Pour Henri Bouquin, le contrôle de gestion est un ensemble « de dispositifs et de processus qui garantissent la cohérence entre la stratégie et les actions concrètes et quotidiennes ». Le contrôle de gestion apparaît alors comme une fonction essentielle dans l’entreprise qui permet de relier décisions stratégiques de long terme et actions opérationnelles quotidiennes. La stratégie peut être considérée comme la réponse à la question suivante : quelle entreprise voulons-nous devenir, en tenant compte des évolutions prévisibles de notre environnement à long et moyen terme ?

Pour Alfred Chandler, la stratégie est « la détermination des buts et objectifs à long terme d’une entreprise et l’adoption des actions et l’allocation des ressources nécessaires pour atteindre ces buts ». Ainsi, le contrôle budgétaire est un mode de gestion à court terme qui traduit la stratégie en termes monétaires. Ce mode de gestion repose sur une gestion cybernétique ou thermostatique qui opère par des boucles de comparaison et de rétroaction entre, d’une part, les normes, objectifs et prévisions et, d’autre part, les résultats et réalisations, comme le montre le schéma (page 20).

Des principes directeurs
L’émergence et le développement du contrôle budgétaire s’expliquent par deux facteurs principaux :
– un facteur organisationnel : l’augmentation de la taille des entreprises et la nécessité de contrôler les divisions décentralisées ;
– un facteur économique : l’augmentation de la demande sur des marchés en croissance continue dans un environnement relativement stable. Dans ce contexte, à l’époque, les prévisions étaient assez fiables, le budget était un outil crédible. Quant au contrôle budgétaire, il permet de planifier, contrôler, coordonner et prendre des décisions en vue d’une meilleure gestion de la performance de l’entreprise. Cependant, au cours des dernières décennies, l’environnement des affaires est devenu instable et incertain, et le budget a fait l’objet de plusieurs critiques : il apparaît comme un outil dépassé pour les raisons suivantes :
– C’est un outil de contrôle des individus :
le budget et le contrôle budgétaire sont considérés comme des instruments disciplinaires qui rendent les individus gouvernables dans une organisation, à travers un système de récompenses et de sanctions.
– C’est un outil peu fiable dans un environnement turbulent : il est difficile de fixer des objectifs réalisables dans un environnement variable et incertain, et l’extrapolation des tendances passées ne suffit plus pour établir des prévisions fiables.
– C’est un outil imparfait : étant purement comptable et financier, il ne prend pas en compte d’autres facteurs de performance comme la fidélisation des clients, la motivation du personnel, la maîtrise des processus. De plus, le budget est un outil qui s’appuie sur des données à court terme tandis que la performance managériale se mesure sur le long terme.
– C’est un outil démotivant : les responsables opérationnels peuvent éprouver des sentiments de frustration ou d’impuissance face au budget et au contrôle budgétaire en raison de la lourdeur bureaucratique, de la non-participation à la procédure budgétaire, du manque de fiabilité des prévisions, de la contestation de la pertinence de l’évaluation des performances. … En fait, le budget a longtemps été critiqué mais les entreprises n’ont jamais réussi à le supprimer.

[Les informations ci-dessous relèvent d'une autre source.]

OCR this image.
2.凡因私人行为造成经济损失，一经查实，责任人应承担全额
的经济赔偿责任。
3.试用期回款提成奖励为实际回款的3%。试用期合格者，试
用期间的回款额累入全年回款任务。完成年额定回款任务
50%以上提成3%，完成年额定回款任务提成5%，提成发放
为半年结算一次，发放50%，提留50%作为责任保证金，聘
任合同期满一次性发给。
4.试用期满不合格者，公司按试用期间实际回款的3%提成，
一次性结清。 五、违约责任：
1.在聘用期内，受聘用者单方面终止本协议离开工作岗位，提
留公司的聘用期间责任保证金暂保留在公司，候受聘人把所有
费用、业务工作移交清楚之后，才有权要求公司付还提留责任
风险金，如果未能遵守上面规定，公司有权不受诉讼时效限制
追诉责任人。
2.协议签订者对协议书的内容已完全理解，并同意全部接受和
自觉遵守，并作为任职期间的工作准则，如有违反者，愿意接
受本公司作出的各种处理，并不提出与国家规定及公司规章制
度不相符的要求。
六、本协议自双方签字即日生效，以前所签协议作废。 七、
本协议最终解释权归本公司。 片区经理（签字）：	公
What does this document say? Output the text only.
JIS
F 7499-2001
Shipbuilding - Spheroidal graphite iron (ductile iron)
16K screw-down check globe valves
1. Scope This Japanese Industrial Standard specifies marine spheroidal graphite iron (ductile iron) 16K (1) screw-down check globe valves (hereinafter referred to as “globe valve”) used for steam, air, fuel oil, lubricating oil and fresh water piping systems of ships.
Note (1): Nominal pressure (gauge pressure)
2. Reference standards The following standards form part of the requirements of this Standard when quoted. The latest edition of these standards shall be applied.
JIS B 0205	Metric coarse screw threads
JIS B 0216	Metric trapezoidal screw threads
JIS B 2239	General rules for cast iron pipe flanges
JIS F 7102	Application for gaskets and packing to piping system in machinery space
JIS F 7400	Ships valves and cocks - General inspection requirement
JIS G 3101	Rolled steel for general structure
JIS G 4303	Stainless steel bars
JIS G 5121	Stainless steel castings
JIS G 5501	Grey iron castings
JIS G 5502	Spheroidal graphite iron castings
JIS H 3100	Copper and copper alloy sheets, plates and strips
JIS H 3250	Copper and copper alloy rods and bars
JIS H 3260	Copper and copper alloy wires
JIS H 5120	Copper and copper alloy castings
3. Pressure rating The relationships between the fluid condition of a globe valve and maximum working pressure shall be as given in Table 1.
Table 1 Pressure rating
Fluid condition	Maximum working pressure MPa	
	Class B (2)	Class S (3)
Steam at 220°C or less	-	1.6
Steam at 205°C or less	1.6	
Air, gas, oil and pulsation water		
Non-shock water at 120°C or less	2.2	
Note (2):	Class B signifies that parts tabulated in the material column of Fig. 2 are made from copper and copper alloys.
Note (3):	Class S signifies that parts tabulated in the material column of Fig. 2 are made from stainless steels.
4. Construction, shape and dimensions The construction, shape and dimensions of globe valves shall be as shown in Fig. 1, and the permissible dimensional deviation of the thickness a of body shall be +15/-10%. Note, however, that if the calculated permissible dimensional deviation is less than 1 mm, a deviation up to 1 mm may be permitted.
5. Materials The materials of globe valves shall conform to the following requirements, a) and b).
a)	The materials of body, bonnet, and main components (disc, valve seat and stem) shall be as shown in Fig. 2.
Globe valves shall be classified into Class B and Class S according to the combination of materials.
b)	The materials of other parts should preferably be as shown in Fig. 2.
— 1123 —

Cependant, nous avons vu des adaptations de cet outil. Par exemple, la prévision glissante ou « prévision révisée en permanence », apparue dans les années 1990, est un outil complémentaire de gestion budgétaire qui permet de s’affranchir des contraintes de la gestion budgétaire traditionnelle.

En effet, il permet d’assouplir le budget en produisant des prévisions glissantes par rapport à l’évolution des besoins immédiats de l’entreprise face aux exigences environnementales. Il apparaît donc que le budget n’est qu’un outil et que ce qui est critiquable est son utilisation par un style de gestion fondé notamment sur la bureaucratisation des outils de contrôle de gestion. Ce qui est remis en cause, ce n’est donc pas l’outil lui-même mais la manière dont il est utilisé. Le budget semble encore avoir un bel avenir devant lui et la « gestion sans budget » ne serait alors qu’une simple utopie.